The present study found that circulating baseline miR-223 levels are significantly increased in AIS patients as compared to healthy controls. Moreover, the study identified a relation between elevated miR-223 levels and NIHSS scores, stroke volume and unfavorable outcome at 6 months. These findings with consistent with the study of Wang and colleagues [23] who noted that miR-223 levels within 72 h after stroke are elevated in AIS patients in comparison to controls. The study of Chen and colleagues [24] additionally identified an association between elevated miR-223 levels and poor short-term outcomes. Likewise, it was found that diabetic patients with AIS had significantly higher miR-223 levels in plasma [25] and peripheral blood mononuclear cells [26] when compared with their counterparts without stroke. Results of the present study are also supported by the experimental work of Voelz and colleagues [27] who noted increased cortical and serum expression of miR-223-3p after transient middle cerebral artery occlusion in rats. In contradiction with these results, the experimental work of Harraz and colleagues [28] suggested that miR-223 may play a neuroprotective role in ischemic brain injury through downregulation of glutamate receptor subunits (GluR2) with subsequent inhibition of N-methyl-d-aspartate (NMDA)-induced calcium influx into hippocampal neurons which aggravates neuronal death after ischemia.

The effects exerted by overexpression of miR-223 in AIS patients can be explained by multiple mechanisms. It was noted that platelets-induced miR-223 is responsible for enhancement of vascular endothelial cell apoptosis in stroke patients through targeting insulin-like growth factor 1 receptor [29]. In another experimental study on ischemic brain extract, it was reported that miR-223 overexpression resulted in suppression of IκB kinase alpha which enhances cellular response to inflammation [30]. Moreover, it was found that miR-223 inhibited proliferation of cortical neurons by inhibition of type 1 insulin-like growth factor receptor expression [18].
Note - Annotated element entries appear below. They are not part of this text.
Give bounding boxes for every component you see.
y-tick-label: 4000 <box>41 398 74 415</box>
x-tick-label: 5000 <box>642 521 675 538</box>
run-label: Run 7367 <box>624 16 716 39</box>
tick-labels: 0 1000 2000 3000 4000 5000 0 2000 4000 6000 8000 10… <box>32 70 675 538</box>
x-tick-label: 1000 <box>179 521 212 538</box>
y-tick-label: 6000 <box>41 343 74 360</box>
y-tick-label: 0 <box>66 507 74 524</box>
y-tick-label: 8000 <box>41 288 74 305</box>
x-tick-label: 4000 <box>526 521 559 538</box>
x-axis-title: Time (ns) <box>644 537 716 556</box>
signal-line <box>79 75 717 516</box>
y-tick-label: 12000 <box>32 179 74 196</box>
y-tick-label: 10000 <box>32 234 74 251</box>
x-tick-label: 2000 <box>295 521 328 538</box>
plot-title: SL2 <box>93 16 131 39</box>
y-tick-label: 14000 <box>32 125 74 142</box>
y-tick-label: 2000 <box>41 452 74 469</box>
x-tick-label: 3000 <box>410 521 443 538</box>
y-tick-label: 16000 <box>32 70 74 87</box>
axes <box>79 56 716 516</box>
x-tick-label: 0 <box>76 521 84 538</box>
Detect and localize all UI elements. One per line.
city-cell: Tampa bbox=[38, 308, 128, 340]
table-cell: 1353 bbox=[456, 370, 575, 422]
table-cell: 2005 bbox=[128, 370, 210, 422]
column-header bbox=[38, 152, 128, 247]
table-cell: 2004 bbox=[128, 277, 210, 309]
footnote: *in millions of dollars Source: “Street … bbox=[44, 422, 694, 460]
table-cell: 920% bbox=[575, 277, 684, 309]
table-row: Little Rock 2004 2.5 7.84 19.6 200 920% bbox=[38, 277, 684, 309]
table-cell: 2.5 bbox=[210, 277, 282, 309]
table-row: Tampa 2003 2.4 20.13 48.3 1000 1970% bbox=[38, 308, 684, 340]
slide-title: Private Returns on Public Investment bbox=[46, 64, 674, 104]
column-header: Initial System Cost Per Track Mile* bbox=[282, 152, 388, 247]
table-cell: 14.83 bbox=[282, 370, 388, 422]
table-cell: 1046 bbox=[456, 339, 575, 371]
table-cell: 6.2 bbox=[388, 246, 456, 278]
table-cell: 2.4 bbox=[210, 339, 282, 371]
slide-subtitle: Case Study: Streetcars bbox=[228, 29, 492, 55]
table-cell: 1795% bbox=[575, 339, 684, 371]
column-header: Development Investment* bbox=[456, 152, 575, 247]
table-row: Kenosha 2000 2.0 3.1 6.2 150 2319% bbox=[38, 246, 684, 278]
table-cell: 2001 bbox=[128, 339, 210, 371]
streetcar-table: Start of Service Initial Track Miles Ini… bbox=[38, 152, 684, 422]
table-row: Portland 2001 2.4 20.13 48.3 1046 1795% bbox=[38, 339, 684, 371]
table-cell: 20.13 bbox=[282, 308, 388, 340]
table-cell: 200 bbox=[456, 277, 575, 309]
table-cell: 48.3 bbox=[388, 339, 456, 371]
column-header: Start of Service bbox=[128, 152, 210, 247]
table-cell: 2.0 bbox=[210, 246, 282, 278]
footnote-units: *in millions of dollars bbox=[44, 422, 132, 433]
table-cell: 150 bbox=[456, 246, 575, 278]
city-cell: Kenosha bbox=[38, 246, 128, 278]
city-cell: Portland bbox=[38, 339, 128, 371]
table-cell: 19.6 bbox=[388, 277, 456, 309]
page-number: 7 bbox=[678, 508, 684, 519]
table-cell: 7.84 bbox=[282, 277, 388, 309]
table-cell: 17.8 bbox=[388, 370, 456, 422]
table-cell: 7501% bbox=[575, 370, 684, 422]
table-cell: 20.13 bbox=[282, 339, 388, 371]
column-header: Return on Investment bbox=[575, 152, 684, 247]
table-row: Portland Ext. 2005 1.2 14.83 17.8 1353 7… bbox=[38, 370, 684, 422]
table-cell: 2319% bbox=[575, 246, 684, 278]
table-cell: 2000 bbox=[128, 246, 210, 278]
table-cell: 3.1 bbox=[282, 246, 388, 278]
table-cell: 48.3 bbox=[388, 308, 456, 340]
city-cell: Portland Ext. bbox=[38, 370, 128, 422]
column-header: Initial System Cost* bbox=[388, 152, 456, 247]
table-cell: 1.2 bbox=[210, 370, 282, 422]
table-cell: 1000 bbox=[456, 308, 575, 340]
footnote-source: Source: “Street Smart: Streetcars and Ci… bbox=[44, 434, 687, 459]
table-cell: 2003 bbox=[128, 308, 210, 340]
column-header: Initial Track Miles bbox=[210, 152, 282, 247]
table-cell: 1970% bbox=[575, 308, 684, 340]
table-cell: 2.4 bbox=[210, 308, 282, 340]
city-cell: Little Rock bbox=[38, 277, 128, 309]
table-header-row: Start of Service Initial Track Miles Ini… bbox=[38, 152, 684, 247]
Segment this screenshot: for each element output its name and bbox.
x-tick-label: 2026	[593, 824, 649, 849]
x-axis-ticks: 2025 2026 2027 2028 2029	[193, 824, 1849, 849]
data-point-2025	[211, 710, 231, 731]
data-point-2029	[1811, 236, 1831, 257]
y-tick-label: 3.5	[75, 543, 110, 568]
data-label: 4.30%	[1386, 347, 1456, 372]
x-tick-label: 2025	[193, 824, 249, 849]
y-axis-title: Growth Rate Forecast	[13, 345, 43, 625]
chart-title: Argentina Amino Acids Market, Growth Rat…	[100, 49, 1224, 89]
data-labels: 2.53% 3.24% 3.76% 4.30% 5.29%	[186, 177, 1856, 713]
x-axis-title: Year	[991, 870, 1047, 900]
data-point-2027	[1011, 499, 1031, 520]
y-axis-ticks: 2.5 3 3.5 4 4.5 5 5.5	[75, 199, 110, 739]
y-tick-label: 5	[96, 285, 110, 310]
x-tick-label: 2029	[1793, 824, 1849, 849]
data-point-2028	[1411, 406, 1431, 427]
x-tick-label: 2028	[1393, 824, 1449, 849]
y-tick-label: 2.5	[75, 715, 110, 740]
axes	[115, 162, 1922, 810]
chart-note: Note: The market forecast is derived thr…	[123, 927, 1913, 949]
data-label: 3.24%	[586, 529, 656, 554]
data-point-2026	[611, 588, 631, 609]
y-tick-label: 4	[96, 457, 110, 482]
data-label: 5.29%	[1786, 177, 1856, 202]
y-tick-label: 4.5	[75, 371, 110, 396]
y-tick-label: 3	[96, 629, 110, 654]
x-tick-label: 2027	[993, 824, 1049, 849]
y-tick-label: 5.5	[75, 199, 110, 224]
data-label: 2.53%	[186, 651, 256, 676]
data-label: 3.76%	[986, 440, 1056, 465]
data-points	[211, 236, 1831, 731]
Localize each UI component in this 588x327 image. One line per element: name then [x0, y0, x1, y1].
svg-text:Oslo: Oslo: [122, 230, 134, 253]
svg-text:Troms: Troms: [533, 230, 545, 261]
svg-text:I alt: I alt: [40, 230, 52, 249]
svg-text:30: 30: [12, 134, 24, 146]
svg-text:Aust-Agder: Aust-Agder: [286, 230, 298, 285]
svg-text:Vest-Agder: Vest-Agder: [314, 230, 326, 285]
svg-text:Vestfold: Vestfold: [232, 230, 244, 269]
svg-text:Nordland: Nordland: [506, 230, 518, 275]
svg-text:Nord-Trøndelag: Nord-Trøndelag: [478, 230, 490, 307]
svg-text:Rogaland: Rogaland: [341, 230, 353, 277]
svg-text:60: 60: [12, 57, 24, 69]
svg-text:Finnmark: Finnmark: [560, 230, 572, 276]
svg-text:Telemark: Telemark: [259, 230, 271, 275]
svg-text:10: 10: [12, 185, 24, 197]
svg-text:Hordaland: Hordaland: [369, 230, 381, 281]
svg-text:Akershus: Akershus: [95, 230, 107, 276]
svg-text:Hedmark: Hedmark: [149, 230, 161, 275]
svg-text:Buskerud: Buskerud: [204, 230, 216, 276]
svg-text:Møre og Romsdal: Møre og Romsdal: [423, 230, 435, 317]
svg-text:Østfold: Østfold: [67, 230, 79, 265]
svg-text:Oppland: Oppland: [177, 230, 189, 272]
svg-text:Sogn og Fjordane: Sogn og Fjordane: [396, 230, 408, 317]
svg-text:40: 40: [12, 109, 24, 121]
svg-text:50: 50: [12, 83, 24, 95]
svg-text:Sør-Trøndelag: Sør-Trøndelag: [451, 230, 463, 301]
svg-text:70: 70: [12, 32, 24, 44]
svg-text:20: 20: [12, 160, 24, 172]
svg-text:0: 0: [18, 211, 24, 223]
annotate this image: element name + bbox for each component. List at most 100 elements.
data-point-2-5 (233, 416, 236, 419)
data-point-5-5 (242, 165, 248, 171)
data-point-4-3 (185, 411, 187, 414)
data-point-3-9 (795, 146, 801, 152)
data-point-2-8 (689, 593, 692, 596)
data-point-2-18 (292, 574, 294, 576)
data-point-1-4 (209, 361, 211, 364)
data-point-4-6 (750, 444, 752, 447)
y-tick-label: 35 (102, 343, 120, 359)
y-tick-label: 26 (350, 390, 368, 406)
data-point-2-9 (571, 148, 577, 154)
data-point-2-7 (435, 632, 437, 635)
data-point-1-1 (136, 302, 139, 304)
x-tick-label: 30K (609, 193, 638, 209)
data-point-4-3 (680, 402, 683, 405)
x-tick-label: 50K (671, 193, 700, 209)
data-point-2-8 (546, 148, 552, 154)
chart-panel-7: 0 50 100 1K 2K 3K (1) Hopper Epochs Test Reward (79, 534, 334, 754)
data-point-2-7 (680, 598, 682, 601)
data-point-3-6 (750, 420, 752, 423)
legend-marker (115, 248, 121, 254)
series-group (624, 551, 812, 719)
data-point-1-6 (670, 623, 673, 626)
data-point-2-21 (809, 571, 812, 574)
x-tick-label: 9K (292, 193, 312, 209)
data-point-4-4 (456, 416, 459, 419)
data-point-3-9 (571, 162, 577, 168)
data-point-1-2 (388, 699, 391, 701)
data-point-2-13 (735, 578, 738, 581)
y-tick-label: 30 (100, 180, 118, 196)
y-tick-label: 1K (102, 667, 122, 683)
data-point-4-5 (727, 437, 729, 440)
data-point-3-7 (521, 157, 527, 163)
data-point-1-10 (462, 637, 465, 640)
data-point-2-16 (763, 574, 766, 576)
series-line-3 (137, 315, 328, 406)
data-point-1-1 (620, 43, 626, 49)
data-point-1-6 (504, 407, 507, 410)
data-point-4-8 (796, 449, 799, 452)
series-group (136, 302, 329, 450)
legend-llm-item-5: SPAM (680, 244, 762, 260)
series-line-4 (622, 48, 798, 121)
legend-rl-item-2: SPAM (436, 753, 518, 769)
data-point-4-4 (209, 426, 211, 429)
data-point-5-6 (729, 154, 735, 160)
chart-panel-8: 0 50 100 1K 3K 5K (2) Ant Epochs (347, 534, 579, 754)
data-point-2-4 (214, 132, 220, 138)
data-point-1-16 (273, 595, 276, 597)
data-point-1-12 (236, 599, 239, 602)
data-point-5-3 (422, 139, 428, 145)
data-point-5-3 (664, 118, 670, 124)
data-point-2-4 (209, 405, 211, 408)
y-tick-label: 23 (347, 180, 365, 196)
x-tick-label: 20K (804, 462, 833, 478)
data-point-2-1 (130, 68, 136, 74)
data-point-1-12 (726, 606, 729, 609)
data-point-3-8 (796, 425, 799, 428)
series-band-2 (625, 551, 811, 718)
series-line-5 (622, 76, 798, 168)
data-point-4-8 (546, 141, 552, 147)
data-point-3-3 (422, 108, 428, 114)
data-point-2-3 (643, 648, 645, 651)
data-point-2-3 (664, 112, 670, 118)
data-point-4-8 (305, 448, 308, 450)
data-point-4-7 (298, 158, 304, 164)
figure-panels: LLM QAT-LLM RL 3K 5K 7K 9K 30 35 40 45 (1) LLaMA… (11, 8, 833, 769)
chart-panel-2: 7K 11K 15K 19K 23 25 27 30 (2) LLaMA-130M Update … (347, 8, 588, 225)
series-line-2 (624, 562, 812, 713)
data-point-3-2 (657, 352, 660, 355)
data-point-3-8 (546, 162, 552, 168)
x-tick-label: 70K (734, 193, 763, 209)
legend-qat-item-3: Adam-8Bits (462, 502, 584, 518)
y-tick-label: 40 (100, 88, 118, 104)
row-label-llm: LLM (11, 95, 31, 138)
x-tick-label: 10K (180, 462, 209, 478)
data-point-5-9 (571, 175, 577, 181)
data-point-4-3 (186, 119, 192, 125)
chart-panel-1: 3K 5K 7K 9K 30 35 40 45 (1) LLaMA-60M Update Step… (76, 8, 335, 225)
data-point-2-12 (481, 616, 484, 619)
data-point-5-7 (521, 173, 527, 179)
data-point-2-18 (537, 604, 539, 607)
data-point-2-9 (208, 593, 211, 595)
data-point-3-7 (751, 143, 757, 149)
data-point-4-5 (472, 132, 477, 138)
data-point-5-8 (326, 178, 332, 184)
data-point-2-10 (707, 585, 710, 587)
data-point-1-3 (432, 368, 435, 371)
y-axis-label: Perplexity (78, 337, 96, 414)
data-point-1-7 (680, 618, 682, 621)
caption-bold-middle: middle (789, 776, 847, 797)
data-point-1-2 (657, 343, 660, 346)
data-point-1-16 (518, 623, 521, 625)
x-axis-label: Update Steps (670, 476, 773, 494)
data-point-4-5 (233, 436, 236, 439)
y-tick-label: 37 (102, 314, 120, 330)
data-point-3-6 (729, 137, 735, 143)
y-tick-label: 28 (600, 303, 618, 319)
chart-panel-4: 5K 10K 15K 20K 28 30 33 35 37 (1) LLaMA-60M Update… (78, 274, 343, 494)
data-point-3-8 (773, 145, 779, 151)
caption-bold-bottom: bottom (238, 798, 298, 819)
Results of the present study may have useful therapeutic implications. In one study, it was shown that use of anti-miR-223-5p was associated with better expression the K + -dependent Na + /Ca2 + exchanger and NCKX2 known for its neuroprotective functions [31]. It was also demonstrated that electropuncture could reduce experimental ischemic brain injury through inhibition of the miR-223/Nod-like receptor Pyrin Domain Containing 3 (NLRP3) pathway [32].

In another experimental work using in-vitro cell model and middle cerebral artery occlusion in-vivo rat model, it was found that reduced ribosomal protein L34-antisense RNA1 (RPL34-AS1) was associated with more brain damage in IS model. Its neuroprotective effects are reversed by miR-223-3p and it is thought it can be used as a therapeutic target in ischemic stroke via regulation of the 223-3p/insulin-like growth factor 1 receptor axis [33].

Conclusions

In conclusion, higher miR-223 levels are associated with high NIHSS and infarct size at baseline and can effectively predict patients’ outcome at 6-months post-stroke. However, these conclusions may be limited by the relatively small sample size and the short duration of follow up.